The Library of Congress Needs Your Help Transcribing Clara Barton's Diaries, Correspondences, and Other Rarely Seen Papers

Clara Barton photographed by Charles R. B. Claflin in 1865.
Clara Barton photographed by Charles R. B. Claflin in 1865. / Liljenquist Family Collection of Civil War Photographs, Library of Congress Prints and Photographs Division // No Known Restrictions on Publication
facebooktwitterreddit

Like many important historical figures you learn about in grade school, Clara Barton has been distilled into a couple salient accomplishments: she was a nurse during the Civil War, and she founded the American Red Cross.

Though impressive, these details don’t exactly capture how fascinating her life truly was. Barton survived two near-death experiences, first when she contracted dysentery as a 5-year-old (neighbors, assuming she would die, actually started spreading the word about her death prematurely). And again during the Battle of Antietam, when a bullet tore through her dress sleeve. “I have never mended that hole in my sleeve,” she later wrote.
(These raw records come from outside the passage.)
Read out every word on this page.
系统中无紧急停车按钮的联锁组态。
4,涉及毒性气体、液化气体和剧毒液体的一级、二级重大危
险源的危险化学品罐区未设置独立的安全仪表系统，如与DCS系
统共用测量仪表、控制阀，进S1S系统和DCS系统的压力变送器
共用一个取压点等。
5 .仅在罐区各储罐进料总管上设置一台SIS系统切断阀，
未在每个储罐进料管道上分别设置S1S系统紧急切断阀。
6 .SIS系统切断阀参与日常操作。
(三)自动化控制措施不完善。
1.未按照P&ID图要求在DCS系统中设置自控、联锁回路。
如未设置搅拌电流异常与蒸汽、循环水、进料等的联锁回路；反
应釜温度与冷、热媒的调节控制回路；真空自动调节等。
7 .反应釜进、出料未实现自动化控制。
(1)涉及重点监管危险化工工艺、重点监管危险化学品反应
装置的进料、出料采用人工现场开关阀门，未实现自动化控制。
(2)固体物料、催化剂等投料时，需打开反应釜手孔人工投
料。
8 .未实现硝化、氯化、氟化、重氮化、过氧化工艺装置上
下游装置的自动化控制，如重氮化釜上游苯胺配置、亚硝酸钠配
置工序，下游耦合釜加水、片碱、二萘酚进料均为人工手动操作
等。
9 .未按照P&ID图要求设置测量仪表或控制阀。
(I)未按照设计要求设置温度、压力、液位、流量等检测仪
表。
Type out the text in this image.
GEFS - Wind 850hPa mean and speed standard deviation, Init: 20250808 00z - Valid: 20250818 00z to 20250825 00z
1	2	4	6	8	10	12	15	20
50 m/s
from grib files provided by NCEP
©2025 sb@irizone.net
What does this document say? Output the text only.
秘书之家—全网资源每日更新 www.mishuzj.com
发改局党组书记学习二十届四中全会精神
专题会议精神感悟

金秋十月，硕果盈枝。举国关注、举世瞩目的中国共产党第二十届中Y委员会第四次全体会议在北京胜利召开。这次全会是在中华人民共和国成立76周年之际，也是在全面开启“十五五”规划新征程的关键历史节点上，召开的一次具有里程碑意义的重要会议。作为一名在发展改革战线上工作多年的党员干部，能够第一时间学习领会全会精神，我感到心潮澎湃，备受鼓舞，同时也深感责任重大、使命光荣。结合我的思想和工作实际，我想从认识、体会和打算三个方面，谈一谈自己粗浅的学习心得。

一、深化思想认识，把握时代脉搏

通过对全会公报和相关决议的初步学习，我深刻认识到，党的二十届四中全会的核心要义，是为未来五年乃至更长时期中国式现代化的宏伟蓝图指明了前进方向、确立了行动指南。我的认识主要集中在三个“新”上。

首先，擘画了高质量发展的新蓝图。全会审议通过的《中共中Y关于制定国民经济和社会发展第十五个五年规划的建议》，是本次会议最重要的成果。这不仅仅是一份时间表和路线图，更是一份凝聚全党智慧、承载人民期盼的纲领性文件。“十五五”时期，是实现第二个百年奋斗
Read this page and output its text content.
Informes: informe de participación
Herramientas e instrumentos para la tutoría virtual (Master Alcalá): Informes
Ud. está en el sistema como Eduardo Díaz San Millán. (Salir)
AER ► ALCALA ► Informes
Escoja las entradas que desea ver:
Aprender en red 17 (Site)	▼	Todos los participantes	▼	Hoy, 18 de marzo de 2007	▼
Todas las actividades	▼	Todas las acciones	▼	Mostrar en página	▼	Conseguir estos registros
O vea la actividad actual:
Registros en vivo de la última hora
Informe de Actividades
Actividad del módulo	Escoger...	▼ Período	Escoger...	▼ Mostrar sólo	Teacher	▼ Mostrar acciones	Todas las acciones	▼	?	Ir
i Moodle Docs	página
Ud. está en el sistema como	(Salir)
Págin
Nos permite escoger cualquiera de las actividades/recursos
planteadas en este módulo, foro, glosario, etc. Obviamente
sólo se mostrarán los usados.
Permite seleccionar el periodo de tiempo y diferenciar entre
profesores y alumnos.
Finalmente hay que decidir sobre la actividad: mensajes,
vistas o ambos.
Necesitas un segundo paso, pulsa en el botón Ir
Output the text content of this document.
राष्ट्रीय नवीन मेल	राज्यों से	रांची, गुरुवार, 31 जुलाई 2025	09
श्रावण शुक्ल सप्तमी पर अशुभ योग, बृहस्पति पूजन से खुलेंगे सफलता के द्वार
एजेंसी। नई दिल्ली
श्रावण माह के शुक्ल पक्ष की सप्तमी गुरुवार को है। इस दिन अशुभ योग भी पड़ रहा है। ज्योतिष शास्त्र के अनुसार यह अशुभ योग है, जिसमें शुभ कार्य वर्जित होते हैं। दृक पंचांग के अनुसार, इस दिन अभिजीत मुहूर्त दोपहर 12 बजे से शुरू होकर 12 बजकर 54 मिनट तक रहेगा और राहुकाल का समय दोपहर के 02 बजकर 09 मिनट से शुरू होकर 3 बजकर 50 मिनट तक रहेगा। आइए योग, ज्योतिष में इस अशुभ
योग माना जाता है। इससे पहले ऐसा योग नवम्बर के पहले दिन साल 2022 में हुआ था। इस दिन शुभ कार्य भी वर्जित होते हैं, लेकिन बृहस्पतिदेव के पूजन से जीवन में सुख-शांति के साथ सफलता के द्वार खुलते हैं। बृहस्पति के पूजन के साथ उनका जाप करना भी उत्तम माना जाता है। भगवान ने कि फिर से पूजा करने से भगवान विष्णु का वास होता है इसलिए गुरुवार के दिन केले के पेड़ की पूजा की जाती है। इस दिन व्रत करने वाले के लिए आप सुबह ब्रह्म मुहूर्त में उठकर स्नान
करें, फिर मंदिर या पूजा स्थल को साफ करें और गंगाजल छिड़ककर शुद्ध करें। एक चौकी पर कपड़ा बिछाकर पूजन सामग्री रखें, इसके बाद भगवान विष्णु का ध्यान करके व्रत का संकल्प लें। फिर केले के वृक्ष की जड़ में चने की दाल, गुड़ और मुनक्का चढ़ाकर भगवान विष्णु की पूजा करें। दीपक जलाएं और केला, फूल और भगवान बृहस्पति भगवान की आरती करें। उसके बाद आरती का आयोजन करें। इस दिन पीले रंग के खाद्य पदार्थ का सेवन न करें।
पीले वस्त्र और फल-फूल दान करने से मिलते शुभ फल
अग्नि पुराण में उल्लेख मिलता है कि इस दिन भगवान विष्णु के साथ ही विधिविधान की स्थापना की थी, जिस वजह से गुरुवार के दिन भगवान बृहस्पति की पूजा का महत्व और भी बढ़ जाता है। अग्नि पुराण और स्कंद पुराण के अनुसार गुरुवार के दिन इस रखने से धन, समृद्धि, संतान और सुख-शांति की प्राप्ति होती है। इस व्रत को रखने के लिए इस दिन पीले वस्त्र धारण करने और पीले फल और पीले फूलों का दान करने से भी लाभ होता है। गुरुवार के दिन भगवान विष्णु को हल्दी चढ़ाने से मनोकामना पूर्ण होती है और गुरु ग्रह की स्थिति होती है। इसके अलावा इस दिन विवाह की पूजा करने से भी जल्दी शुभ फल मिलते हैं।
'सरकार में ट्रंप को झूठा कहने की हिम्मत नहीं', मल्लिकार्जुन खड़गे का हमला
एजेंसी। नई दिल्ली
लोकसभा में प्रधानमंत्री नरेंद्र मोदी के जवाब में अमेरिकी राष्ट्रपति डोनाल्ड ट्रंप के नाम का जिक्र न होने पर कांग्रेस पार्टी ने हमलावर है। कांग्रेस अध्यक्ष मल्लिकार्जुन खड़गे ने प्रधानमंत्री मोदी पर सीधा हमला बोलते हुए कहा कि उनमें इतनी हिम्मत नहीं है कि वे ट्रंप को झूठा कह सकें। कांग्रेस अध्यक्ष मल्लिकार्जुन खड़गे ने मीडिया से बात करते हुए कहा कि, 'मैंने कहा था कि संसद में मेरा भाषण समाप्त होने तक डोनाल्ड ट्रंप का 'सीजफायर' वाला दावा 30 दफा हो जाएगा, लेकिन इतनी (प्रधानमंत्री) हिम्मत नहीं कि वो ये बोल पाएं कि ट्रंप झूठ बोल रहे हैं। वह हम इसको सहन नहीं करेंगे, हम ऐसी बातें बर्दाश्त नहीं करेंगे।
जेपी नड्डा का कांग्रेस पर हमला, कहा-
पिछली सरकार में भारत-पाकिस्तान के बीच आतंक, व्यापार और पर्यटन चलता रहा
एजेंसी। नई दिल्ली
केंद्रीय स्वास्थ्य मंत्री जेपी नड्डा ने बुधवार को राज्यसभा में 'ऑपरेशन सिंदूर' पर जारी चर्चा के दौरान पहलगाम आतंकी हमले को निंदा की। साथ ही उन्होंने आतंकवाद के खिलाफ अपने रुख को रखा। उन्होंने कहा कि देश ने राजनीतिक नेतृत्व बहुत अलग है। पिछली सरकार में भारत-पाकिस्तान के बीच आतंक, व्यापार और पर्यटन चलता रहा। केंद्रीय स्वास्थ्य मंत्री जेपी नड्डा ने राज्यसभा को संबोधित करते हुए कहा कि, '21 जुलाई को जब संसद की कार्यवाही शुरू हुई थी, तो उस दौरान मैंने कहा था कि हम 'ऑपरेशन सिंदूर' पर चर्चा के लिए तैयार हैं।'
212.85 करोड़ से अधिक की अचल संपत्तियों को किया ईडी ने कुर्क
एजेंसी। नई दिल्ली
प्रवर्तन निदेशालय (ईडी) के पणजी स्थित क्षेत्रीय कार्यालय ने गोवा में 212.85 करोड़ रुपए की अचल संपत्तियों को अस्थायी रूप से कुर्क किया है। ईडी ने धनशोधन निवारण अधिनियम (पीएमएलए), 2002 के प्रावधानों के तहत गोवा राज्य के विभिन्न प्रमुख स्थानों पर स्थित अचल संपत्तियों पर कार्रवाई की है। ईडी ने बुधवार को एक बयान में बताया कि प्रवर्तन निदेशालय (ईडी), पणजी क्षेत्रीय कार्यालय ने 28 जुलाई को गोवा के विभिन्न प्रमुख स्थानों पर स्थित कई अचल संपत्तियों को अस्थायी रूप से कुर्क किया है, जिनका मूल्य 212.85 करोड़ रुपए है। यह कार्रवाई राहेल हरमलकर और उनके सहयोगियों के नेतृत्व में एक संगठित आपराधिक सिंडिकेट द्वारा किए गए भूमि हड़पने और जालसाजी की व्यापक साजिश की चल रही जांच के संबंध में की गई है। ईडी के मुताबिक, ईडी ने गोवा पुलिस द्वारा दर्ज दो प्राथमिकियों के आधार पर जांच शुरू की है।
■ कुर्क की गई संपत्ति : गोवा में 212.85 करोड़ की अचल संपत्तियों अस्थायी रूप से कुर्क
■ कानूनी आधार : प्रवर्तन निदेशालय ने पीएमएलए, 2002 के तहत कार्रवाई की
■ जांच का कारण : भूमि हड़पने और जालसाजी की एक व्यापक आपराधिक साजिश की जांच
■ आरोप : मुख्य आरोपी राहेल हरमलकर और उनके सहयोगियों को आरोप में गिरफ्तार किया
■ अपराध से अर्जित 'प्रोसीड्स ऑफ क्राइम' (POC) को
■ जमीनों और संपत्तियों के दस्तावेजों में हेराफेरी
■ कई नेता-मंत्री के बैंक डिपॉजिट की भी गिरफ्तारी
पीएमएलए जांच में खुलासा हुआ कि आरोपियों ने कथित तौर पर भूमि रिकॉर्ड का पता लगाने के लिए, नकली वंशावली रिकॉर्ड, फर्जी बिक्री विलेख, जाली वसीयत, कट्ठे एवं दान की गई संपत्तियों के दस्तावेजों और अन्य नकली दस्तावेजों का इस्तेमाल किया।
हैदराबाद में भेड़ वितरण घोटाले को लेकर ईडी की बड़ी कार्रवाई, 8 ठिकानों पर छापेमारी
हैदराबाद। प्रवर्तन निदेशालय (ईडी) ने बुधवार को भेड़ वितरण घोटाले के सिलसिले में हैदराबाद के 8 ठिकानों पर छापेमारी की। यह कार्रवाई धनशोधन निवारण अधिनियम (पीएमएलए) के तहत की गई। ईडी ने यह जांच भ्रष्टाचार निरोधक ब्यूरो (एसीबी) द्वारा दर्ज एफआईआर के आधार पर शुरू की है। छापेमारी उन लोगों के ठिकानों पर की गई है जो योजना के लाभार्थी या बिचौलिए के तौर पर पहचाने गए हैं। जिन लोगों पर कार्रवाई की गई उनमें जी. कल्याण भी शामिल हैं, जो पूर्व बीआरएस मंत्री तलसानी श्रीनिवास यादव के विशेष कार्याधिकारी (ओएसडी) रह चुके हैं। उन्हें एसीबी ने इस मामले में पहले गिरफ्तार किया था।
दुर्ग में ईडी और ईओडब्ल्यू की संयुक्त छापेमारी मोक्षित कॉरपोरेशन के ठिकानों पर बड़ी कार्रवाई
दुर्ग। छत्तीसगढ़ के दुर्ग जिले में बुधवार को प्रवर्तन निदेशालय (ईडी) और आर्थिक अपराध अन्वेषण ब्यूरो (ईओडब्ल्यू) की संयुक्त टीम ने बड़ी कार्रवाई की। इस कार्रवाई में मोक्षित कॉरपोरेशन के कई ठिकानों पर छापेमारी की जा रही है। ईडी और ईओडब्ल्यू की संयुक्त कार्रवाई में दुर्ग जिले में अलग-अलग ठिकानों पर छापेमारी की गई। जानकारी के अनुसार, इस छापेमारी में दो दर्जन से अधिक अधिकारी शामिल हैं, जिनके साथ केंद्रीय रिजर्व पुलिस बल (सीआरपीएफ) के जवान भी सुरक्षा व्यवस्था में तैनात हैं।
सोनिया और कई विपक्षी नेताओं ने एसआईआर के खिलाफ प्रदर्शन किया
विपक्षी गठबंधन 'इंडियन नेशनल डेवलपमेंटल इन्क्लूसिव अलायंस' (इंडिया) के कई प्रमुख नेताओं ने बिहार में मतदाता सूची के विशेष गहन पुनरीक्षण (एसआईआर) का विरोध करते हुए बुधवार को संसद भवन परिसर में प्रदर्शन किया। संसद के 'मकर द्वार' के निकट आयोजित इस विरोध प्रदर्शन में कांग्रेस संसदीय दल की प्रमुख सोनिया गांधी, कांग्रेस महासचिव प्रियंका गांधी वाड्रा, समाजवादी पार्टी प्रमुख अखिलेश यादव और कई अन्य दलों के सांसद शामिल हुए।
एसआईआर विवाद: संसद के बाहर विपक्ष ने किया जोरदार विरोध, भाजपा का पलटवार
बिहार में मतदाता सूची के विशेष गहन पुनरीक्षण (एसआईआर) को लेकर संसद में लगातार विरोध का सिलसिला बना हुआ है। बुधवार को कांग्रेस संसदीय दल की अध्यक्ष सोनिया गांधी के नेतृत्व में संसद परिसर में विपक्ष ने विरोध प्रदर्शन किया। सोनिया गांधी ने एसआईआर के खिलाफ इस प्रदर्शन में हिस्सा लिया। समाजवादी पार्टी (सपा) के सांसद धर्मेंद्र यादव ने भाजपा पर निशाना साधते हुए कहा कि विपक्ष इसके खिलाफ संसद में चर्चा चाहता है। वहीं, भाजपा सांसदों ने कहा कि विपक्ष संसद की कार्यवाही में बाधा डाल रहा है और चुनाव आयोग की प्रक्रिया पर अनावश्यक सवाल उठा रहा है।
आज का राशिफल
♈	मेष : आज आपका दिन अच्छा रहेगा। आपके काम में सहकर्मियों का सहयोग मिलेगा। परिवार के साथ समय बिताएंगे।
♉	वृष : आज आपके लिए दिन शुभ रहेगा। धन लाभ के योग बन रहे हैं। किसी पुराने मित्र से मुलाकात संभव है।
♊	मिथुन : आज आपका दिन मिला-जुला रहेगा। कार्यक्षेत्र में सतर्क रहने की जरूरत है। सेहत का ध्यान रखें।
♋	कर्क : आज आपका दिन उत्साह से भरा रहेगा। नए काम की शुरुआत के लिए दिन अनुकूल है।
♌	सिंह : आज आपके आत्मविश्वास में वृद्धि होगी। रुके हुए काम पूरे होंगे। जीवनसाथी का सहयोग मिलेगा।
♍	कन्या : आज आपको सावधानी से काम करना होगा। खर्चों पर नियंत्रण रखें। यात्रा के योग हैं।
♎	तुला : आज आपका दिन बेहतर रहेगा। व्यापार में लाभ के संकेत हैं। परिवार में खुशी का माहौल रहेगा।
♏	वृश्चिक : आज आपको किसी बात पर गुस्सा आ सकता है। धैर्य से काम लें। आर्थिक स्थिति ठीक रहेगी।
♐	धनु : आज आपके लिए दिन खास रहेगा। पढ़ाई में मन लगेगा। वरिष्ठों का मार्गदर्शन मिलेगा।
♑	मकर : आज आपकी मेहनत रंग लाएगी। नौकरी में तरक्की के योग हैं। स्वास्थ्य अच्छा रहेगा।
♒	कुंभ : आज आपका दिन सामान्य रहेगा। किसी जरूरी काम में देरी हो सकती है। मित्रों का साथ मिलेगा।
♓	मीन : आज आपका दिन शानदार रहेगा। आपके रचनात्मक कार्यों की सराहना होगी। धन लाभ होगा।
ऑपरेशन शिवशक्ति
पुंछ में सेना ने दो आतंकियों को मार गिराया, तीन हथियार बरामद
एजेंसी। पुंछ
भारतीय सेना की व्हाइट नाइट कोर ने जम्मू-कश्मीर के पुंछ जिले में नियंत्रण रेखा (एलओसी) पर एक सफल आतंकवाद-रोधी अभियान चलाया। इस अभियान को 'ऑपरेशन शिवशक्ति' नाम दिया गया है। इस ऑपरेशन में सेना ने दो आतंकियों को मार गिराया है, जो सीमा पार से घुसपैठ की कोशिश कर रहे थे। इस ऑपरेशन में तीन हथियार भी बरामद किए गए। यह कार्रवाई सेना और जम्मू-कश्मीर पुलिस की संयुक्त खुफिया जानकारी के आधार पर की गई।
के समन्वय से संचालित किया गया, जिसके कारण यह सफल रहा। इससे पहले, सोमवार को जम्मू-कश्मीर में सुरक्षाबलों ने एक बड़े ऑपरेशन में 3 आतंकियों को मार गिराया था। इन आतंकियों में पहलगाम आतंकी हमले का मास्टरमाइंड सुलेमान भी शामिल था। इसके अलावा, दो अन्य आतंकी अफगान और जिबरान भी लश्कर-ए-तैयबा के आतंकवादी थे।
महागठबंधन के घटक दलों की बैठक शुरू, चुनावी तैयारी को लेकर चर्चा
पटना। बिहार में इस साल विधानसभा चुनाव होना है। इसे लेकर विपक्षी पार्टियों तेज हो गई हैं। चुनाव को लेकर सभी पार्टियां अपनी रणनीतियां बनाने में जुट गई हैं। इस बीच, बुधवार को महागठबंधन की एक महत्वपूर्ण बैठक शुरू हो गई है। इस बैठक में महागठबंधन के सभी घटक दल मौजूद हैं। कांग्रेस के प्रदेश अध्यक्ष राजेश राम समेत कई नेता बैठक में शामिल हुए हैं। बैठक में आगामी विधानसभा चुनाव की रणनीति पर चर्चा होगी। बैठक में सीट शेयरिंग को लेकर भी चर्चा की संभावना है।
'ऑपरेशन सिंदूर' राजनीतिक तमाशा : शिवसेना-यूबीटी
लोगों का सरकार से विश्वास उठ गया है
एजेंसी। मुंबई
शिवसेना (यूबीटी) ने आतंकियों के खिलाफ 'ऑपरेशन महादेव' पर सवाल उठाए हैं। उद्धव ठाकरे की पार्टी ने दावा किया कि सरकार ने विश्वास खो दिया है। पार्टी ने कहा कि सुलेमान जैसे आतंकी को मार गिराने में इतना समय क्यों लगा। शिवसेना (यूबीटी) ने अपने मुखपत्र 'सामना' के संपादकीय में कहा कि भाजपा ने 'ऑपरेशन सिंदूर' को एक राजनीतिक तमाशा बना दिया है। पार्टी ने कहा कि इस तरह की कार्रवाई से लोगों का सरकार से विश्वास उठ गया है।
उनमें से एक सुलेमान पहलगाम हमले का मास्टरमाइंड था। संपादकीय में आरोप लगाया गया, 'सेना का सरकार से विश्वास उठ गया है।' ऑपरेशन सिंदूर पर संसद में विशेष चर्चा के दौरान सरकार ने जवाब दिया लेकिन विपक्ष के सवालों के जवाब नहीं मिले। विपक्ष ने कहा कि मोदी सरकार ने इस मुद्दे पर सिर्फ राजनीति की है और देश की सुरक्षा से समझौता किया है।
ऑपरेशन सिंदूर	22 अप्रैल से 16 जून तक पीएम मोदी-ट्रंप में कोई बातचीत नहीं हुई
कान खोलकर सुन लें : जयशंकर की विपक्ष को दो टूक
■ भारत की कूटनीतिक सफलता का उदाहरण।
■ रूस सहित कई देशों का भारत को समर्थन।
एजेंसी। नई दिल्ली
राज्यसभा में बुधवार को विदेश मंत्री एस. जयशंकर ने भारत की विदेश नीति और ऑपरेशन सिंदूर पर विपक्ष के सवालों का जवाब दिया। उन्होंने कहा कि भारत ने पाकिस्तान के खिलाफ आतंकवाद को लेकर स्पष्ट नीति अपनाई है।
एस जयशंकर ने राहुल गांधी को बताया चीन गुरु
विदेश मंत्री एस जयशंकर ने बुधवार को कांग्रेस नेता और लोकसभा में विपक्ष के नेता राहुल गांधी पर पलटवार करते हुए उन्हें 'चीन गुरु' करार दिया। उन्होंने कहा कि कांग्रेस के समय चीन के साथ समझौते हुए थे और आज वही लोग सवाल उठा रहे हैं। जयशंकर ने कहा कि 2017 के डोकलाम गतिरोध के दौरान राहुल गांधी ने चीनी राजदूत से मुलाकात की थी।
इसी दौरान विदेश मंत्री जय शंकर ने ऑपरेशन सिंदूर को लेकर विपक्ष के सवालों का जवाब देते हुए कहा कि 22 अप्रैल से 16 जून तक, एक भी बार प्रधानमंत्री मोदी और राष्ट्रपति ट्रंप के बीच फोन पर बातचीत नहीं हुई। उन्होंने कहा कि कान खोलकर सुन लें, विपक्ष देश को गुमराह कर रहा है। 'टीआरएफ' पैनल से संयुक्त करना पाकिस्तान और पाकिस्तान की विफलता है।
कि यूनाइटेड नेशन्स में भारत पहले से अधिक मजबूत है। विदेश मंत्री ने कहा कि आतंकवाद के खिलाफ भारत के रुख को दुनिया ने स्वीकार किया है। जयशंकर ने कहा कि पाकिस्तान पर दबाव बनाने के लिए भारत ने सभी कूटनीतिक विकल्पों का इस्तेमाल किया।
The “Angel of the Battlefield” also founded a public school in New Jersey, established an organization to help family members track down missing Civil War soldiers, and really loved cats. An Indiana Congressman even sent her a black and white kitten as a thank-you gift for her relief efforts at Antietam; she named it Tommy.

The reason we know so much about Barton’s life is mostly because she chronicled it in books like The Story of My Childhood and A Story of the Red Cross. But for every widely circulated work of Barton’s, there are thousands of private pages—letters, diary entries, poems, speeches, and more—that few people have ever seen.

To make all those documents more easily accessible, the Library of Congress is currently digitizing the whole collection, and they’re asking the public to help transcribe it. The largest category that still needs transcription is a series of letterbooks with Red Cross-related correspondence and personal reflections on her career from 1876 through 1911. Anyone participating in the project will quickly realize that writing letters was as integral to 19th-century jobs as sending emails is to present-day ones.